Wednesday, May 01, 2013

Metamorphosis



[The following is an excerpt from August's new book-in-progress on grief.]

He is not here; he has risen, just as he said. Come and see the place where he lay. (Matthew 28:6)

 
There is nothing in a caterpillar that tells you it's going to be a butterfly.
~ Buckminster Fuller

The butterfly counts not months but moments, and has time enough.
Rabindranath Tagore

      The biological process of metamorphosis continues to be a mysterious, baffling event to scientists. Somehow, when a caterpillar builds and enters its chrysalis, it quickly dissolves into a “soup” where great changes occur—including cellular death—but then reassembles into an entirely new form. It emerges from its sarcophagus as a breathtakingly beautiful butterfly— arising alive, anew, and with completely different and dramatic behaviors, often including movement to a new geography. It generally survives for only a few more months. 

One wonders, is the butterfly in a better place than it was before as a caterpillar?

      This description sounds relatively simple, but the actual complexity of metamorphosis is mind-boggling, and would take more than one book to describe from beginning to end. Although the term is used here for a physical event, the dictionary also clearly indicates that people can undergo metamorphosis, dramatically changing in mental and psychological ways where they could be said to no longer be the same person. 

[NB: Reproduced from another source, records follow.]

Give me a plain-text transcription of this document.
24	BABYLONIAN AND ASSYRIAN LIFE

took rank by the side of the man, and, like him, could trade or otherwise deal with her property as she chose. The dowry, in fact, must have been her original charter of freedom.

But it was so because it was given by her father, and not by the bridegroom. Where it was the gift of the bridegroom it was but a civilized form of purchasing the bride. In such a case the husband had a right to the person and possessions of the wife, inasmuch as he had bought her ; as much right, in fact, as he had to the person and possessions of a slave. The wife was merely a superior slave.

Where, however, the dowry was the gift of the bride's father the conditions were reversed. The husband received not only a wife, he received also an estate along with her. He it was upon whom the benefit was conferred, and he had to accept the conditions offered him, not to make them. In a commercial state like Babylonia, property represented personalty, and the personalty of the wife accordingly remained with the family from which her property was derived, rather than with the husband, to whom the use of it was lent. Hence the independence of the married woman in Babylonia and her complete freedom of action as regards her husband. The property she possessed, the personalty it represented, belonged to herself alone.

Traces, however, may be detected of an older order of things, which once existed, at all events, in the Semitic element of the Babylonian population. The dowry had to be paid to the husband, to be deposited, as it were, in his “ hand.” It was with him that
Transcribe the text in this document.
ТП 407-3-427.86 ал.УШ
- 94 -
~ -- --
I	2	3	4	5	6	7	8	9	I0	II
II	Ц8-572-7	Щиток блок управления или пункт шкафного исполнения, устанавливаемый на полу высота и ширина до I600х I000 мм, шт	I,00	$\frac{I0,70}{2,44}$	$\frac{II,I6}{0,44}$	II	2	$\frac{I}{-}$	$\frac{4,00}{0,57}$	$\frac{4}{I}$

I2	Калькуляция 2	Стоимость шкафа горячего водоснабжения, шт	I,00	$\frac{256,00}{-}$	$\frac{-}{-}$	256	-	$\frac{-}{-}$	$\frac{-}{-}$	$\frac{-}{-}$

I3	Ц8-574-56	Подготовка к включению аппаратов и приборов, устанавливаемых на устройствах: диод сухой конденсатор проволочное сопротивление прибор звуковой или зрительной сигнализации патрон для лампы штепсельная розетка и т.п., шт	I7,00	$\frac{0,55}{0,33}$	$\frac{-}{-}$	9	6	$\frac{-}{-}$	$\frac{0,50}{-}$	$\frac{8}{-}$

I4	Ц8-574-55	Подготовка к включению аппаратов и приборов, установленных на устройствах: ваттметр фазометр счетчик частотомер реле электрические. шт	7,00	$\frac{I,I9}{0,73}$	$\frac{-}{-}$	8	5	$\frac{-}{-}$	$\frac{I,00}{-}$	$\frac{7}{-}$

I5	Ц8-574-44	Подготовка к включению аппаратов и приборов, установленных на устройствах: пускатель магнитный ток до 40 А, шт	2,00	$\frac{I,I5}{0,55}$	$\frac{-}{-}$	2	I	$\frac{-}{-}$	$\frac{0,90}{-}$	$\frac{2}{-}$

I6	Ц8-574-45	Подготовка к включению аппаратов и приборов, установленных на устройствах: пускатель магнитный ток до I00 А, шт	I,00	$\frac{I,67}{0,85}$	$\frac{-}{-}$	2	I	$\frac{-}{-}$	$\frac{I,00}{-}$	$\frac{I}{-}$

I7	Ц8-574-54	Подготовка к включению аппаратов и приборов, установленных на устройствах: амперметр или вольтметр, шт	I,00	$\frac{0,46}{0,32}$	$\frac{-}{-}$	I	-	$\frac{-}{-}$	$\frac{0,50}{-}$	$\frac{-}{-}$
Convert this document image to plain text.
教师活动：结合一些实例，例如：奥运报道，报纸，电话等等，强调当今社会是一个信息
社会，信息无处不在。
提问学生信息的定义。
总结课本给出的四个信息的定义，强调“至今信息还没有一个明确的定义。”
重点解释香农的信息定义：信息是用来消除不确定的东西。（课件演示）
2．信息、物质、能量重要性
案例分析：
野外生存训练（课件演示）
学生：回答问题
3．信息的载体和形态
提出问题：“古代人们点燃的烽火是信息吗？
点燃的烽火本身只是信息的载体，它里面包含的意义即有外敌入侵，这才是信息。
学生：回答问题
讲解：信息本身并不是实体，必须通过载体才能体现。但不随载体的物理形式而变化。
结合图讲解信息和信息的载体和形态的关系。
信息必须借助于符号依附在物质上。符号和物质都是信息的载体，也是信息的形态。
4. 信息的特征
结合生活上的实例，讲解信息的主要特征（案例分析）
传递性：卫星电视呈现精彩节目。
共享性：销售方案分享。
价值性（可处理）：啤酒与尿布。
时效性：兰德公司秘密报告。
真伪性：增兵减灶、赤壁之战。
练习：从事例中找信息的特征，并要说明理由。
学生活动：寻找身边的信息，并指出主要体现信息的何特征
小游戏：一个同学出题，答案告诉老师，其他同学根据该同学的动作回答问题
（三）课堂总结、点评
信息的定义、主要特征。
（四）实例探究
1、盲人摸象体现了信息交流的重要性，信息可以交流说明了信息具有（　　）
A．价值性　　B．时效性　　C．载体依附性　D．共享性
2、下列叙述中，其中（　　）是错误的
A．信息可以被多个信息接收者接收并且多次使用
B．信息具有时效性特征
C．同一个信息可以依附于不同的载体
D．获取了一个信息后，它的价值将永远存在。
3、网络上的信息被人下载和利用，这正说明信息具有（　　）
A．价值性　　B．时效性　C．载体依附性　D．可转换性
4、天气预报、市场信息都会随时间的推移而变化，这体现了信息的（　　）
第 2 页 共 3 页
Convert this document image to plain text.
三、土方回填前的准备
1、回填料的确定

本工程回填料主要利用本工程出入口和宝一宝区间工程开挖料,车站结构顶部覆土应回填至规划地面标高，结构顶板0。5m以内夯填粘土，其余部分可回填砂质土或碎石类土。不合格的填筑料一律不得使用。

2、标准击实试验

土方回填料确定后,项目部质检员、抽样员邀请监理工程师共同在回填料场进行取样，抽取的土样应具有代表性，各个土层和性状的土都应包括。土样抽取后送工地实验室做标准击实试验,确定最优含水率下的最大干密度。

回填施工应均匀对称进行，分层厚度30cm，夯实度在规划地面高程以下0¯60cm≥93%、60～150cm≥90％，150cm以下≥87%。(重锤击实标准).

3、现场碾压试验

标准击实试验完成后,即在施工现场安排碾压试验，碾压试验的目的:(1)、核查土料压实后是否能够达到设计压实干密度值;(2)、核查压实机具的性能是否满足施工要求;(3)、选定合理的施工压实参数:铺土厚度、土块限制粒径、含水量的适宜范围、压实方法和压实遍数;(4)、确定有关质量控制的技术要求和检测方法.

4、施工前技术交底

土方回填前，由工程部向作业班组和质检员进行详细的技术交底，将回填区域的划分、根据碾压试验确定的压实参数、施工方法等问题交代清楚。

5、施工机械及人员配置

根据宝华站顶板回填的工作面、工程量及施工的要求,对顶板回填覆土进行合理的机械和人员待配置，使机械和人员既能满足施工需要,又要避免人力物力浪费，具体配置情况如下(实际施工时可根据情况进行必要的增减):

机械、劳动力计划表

      Genetic change, or mutation, is the means of continuance for material expression on our planet. The butterfly’s process is also referred to as transmutation, because its genetic structure becomes completely rearranged. Its state of being is something entirely new. From a particular spiritual viewpoint of human death, transmutation is a mutation to a Risen state, or “geography.”[1]

      All this gives rise to many questions, including one that asks: are our transitioned loved ones still the same person we knew, or have they changed in form and behavior beyond belief, beyond recognition? And what about those of us left behind—have we been changed in baffling, mysterious ways? Are we now in some kind of different geography?


[1] Here, “geography” indicates a placement or residence of consciousness.